You had bumps at the start. If you had to do it again with Scarlett Johansson, would you do it differently?

There were a lot of people who got a vote on how we handled this. And I was one voice, and I’ll just say our relationship with her and her agency has never been better.

You apologized to the staff on “Don’t Say Gay”. This problem caused you a lot of trouble no matter what you were doing. Do you feel you have regained the staff’s trust?

These are complex social issues where we absolutely and positively want to represent the needs and expectations of our stakeholders, but we also realize that sometimes, in such a divided world, there is no alignment between what are possibly broad constituencies of our guest and consumer base. are looking for in terms of the type of content they want to show their children at this particular time. What we try to do is be everything to everyone. It tends to be very difficult because we are the Walt Disney Company. When you are a lightning rod for clicks and for political discourse, the essence of our brand can be hijacked or misused to try to meet the needs of a particular group’s agenda. We want to rise above that. We believe Disney is a place where people can come together with shared values ​​about what an optimistic and ideal future can be. We certainly don’t want to get caught up in political gimmicks, but at the same time, we also realize that we want to represent a brighter future for families of all types, however they define themselves.

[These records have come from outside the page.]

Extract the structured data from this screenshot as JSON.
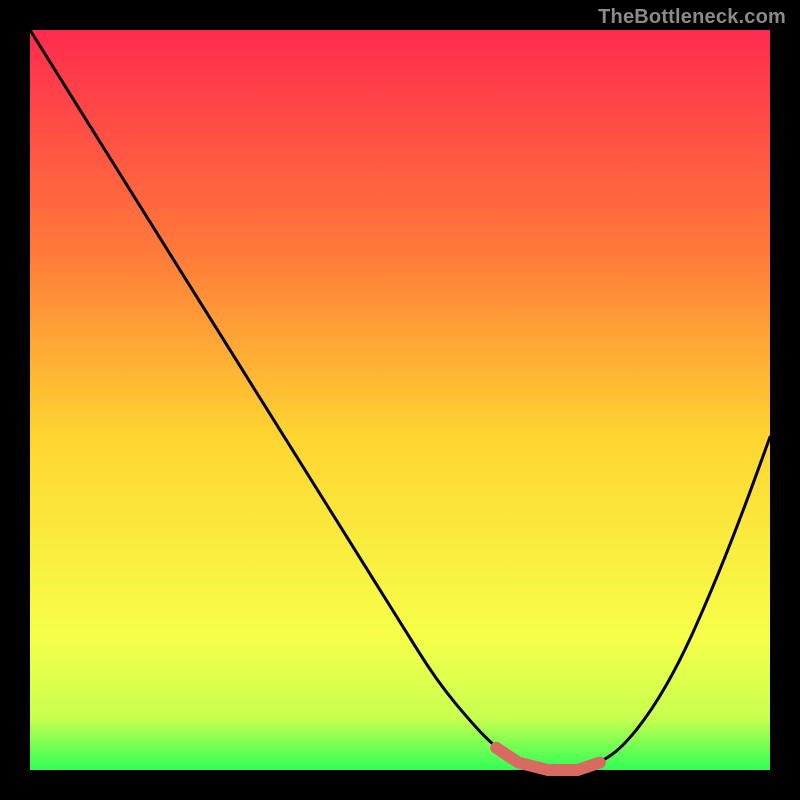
{
  "watermark": "TheBottleneck.com",
  "colors": {
    "frame": "#000000",
    "curve": "#000000",
    "highlight": "#d86a62",
    "gradient_top": "#ff2b4e",
    "gradient_mid1": "#ff7a3a",
    "gradient_mid2": "#ffd531",
    "gradient_mid3": "#f6ff4a",
    "gradient_bottom": "#2fff57"
  },
  "chart_data": {
    "type": "line",
    "title": "",
    "xlabel": "",
    "ylabel": "",
    "xlim": [
      0,
      100
    ],
    "ylim": [
      0,
      100
    ],
    "grid": false,
    "legend": false,
    "series": [
      {
        "name": "bottleneck-curve",
        "x": [
          0,
          5,
          10,
          15,
          20,
          25,
          30,
          35,
          40,
          45,
          50,
          55,
          60,
          63,
          66,
          70,
          74,
          77,
          80,
          84,
          88,
          92,
          96,
          100
        ],
        "values": [
          100,
          92,
          84,
          76,
          68,
          60,
          52,
          44,
          36,
          28,
          20,
          12,
          6,
          3,
          1,
          0,
          0,
          1,
          3,
          8,
          15,
          24,
          34,
          45
        ]
      }
    ],
    "highlight_range_x": [
      63,
      77
    ],
    "annotations": []
  }
}
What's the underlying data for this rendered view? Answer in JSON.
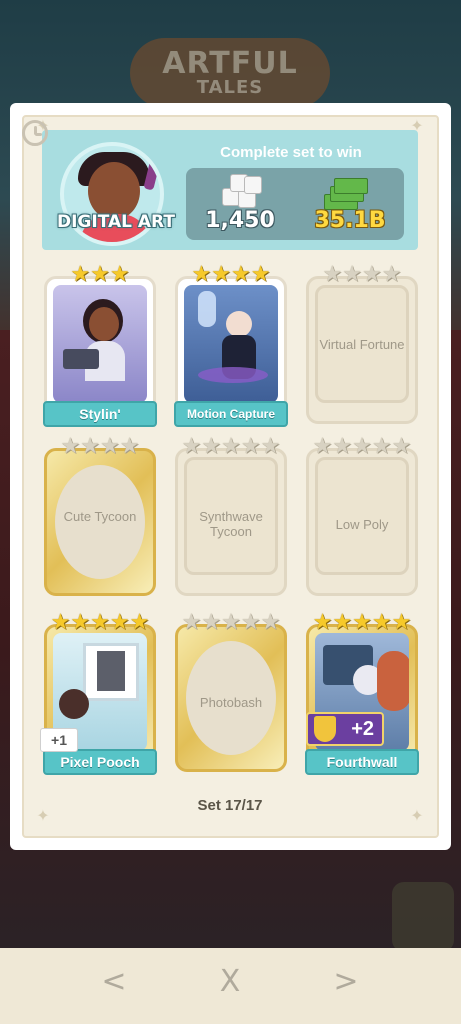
{
  "background": {
    "title_line1": "ARTFUL",
    "title_line2": "TALES"
  },
  "header": {
    "set_name": "DIGITAL ART",
    "caption": "Complete set to win",
    "reward_dice": "1,450",
    "reward_cash": "35.1B"
  },
  "cards": [
    {
      "name": "Stylin'",
      "stars": 3,
      "state": "owned"
    },
    {
      "name": "Motion Capture",
      "stars": 4,
      "state": "owned"
    },
    {
      "name": "Virtual Fortune",
      "stars": 4,
      "state": "missing"
    },
    {
      "name": "Cute Tycoon",
      "stars": 4,
      "state": "missing-gold"
    },
    {
      "name": "Synthwave Tycoon",
      "stars": 5,
      "state": "missing"
    },
    {
      "name": "Low Poly",
      "stars": 5,
      "state": "missing"
    },
    {
      "name": "Pixel Pooch",
      "stars": 5,
      "state": "owned-gold",
      "extra": "+1"
    },
    {
      "name": "Photobash",
      "stars": 5,
      "state": "missing-gold"
    },
    {
      "name": "Fourthwall",
      "stars": 5,
      "state": "owned-gold",
      "extra": "+2"
    }
  ],
  "progress": "Set 17/17",
  "nav": {
    "prev": "<",
    "close": "X",
    "next": ">"
  },
  "colors": {
    "banner": "#57c4c7",
    "header": "#a8dde0",
    "gold": "#e2bf57",
    "star": "#f6c92a"
  }
}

And the staff? Do they feel that about you?

We are a very close-knit, big and happy family. I think our staff saw how tough I stood during the ultimate barrage of attacks from certain political constituencies and frankly I think it was much stronger, much longer and much more difficult than they never could have imagined and we held on. So I think it’s safe to say that actions speak louder than words, and they saw resilience and consistency no matter how strong the attacks.

Interview edited for length and clarity.